The Railway Children
Edith Nesbit adapted by Beth Flintoff
The Watermill Senior Youth Theatre
The Watermill, Newbury
E Nesbit’s classic novel The Railway Children has had many adaptions over the years from television to the feature film in 1970 famously starring Jenny Agutter to the recent theatre adaptions at the National Railway Museum and in London at Kings Cross station.
Beth Fintoff’s moving and funny adaption for the Watermill Senior Youth Theatre is imaginatively directed by Heidi Bird and is exceedingly impressive in what is a vibrant pacey production.
It is performed in-the-round, which creates an intimate atmosphere with a period set and beautiful costumes designed by Toots Butcher.

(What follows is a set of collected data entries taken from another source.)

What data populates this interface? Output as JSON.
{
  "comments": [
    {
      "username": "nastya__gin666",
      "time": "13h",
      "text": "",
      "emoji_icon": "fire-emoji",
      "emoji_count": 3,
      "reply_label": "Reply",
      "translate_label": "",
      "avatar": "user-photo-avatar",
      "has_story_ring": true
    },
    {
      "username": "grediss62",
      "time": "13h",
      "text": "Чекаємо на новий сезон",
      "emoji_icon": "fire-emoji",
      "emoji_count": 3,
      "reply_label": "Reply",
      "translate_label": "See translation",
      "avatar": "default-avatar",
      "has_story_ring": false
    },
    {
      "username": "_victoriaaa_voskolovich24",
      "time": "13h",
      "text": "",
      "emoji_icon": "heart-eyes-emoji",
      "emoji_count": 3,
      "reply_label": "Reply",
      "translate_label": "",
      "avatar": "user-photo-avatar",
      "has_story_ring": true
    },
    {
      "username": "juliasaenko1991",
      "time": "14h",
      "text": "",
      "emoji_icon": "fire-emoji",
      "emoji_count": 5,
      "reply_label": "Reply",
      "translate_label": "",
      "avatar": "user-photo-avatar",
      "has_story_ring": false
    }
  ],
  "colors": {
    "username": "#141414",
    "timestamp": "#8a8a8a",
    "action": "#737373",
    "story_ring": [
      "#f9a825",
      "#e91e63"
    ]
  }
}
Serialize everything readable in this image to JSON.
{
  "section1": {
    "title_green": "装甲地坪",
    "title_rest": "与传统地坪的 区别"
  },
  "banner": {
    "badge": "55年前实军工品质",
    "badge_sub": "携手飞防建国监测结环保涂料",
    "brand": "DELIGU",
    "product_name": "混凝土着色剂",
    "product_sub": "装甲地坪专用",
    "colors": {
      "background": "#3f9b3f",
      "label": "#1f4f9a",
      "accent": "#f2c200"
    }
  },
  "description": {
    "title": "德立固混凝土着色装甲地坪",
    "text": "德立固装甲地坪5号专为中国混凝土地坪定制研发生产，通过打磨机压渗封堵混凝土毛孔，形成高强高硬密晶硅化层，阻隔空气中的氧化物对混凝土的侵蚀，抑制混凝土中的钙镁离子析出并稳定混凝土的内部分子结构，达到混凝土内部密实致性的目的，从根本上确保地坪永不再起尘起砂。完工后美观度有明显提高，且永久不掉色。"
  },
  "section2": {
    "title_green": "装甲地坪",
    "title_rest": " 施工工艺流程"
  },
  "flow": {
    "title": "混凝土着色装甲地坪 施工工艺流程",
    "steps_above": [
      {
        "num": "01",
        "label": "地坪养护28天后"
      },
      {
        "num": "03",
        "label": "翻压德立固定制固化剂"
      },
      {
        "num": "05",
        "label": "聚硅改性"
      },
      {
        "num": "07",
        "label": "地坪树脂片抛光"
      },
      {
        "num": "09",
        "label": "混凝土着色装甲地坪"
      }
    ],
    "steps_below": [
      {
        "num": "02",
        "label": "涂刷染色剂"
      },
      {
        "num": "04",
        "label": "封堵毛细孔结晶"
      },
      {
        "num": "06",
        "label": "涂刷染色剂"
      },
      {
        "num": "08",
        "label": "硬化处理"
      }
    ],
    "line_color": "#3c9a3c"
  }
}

Nick Lodge’s musical score and soundscape is haunting and it is strikingly lit by Lawrence T Doyle.
The story revolves around an Edwardian middle class family who live in the suburbs of London. When the father, who works in the Foreign Office, is arrested and imprisoned after being falsely accused of spying, the family are forced to move to live in Yorkshire.
It is told through the eyes of the older Bobbie sensitively performed by Lilia Norman who narrates much of the story with Thea Manton as the middle Bobbie and Matilda Beresford as young Bobbie, a clever device to show the passing of time.
The family settle in a small cottage, The Three Chimneys, near to the railway line and soon become integrated into village life.
Robyn Luke gives a sterling performance as the stoic mother trying to keep the family together under extremely difficult circumstances relying on her writing to provide enough money for food.
Bobbie and her two siblings Peter, delightfully played by Michael Seath, and the sensible Phyllis (Courtney Renouf) befriend Perks, the proud station porter (Lloyd Clements Hart), who takes pity on the children.
Josie Embleton is the warm-hearted, reliable cook who helps the family keep their spirits up together with Ruth, the maid (Amelia Hooper).
Each morning, the children run down to wave at the 9:45 train to London and an Old Gentleman (Sam Harris) regularly waves back. The train is ingeniously created through billows of smoke and the clever use of umbrellas.
The family look after the Russian exile writer Mrs Szezcpansky (Eleanor Taylor) who is searching for her family.
During a school paper chase, the children save Jim (Harry Forkin) who breaks his leg in the tunnel just as a train is about to arrive. He turns out to be the Old Gentleman’s grandson.
In a powerful moment, a landslide brings down trees onto the railway line, dramatically realised by the cast using suitcases. The approaching train is in danger of crashing and the girls tear their red petticoats and desperately wave them to try to stop the train and save the day, much to everyone’s relief.
The emotional ending when the father (Harry Donoghue) arrives at the station a free man and Bobbie runs to embrace him uttering the famed words “My Daddy! My Daddy!" brought tears to the eyes.
The large ensemble cast were spot on and this is storytelling that has poignancy in a touching and joyful production.